Choosing between lists and dicts based on performance seems odd: they do different things. Maybe you can tell us more about the problem you are trying to solve.

Ned Batchelder
The real problem at hand is that in Django "querysets" are immutable and I need pretty much all of the information from each object in the queryset, but I need them all to be mutable, which they aren't.
Deniz Dogan
I'm not sure what you mean: objects returned from querysets are mutable: you can change them and then call .save(), etc.
Ned Batchelder
So how do I add an attribute `hello` with the value `1` to a `datetime` object?
Deniz Dogan
`datetime` objects are immutable, I believe, but that has nothing to do with Django. (1) Why do you need to do this? (2) You don't need to do it, rewrite your code to work around it (3) Try using a wrapper object maybe?
David Zaslavsky
I'm just wondering how to add any sort of attribute to e.g. a `Bicycle` object which is a `models.Model`. I took `datetime` as an example.
Deniz Dogan
`bicycle.hello = 1` - now your bicycle instance has an attribute `hello` equal to 1.
Daniel Roseman
Thank you. I just realized I'm not even *adding* an attribute, I'm merely modifying an existing one. I was using `bicycle['hello']` instead of `bicycle.hello` which was what bit me... I should start drinking coffee.
Deniz Dogan
+3  A: 

dicts (just like sets when you don't need to associate a value to each key but simply record if a key is present or absent) are pretty heavily optimized. Creating a dict from N keys or key/value pairs is O(N), fetching is O(1), putting is amortized O(1), and so forth. Can't really do anything substantially better for any non-tiny container!
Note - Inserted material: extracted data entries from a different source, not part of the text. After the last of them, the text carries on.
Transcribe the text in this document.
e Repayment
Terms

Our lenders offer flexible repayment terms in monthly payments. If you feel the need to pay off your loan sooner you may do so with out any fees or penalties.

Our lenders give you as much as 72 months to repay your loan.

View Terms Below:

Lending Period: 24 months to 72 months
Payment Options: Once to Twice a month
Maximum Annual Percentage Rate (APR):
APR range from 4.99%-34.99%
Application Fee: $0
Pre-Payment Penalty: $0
For tiny containers, you can easily check the boundaries with timeit-based benchmarks. For example:

$ python -mtimeit -s'empty=()' '23 in empty'
10000000 loops, best of 3: 0.0709 usec per loop
$ python -mtimeit -s'empty=set()' '23 in empty'
10000000 loops, best of 3: 0.101 usec per loop
$ python -mtimeit -s'empty=[]' '23 in empty'
10000000 loops, best of 3: 0.0716 usec per loop
$ python -mtimeit -s'empty=dict()' '23 in empty'
10000000 loops, best of 3: 0.0926 usec per loop

this shows that checking membership in empty lists or tuples is faster, by a whopping 20-30 nanoseconds, than checking membership in empty sets or dicts; when every nanosecond matters, this info might be relevant to you. Moving up a bit...:

$ python -mtimeit -s'empty=range(7)' '23 in empty'
1000000 loops, best of 3: 0.318 usec per loop
$ python -mtimeit -s'empty=tuple(range(7))' '23 in empty'
1000000 loops, best of 3: 0.311 usec per loop
$ python -mtimeit -s'empty=set(range(7))' '23 in empty'
10000000 loops, best of 3: 0.109 usec per loop
$ python -mtimeit -s'empty=dict.fromkeys(range(7))' '23 in empty'
10000000 loops, best of 3: 0.0933 usec per loop

you see that for 7-items containers (not including the one of interest) the balance of performance has shifted, and now dicts and sets have the advantages by HUNDREDS of nanoseconds. When the item of interest IS present:

$ python -mtimeit -s'empty=range(7)' '5 in empty'
1000000 loops, best of 3: 0.246 usec per loop
$ python -mtimeit -s'empty=tuple(range(7))' '5 in empty'
1000000 loops, best of 3: 0.25 usec per loop
$ python -mtimeit -s'empty=dict.fromkeys(range(7))' '5 in empty'
10000000 loops, best of 3: 0.0921 usec per loop
$ python -mtimeit -s'empty=set(range(7))' '5 in empty'
10000000 loops, best of 3: 0.112 usec per loop

dicts and sets don't gain much, but tuples and list do, even though dicts and set remain vastly faster.

And so on, and so forth -- timeit makes it trivially easy to run micro-benchmarks (strictly speaking, warranted only for those exceedingly rare situations where nanoseconds DO matter, but, easy enough to do, that it's no big hardship to check for OTHER cases;-).

Alex Martelli
Quite Interesting! But when I ran this:$ python -m timeit -s 'empty=();23 in empty'10000000 loops, best of 3: 0.0221 usec per loopMeaning, two statements are clubbed to be one(using semi-colon).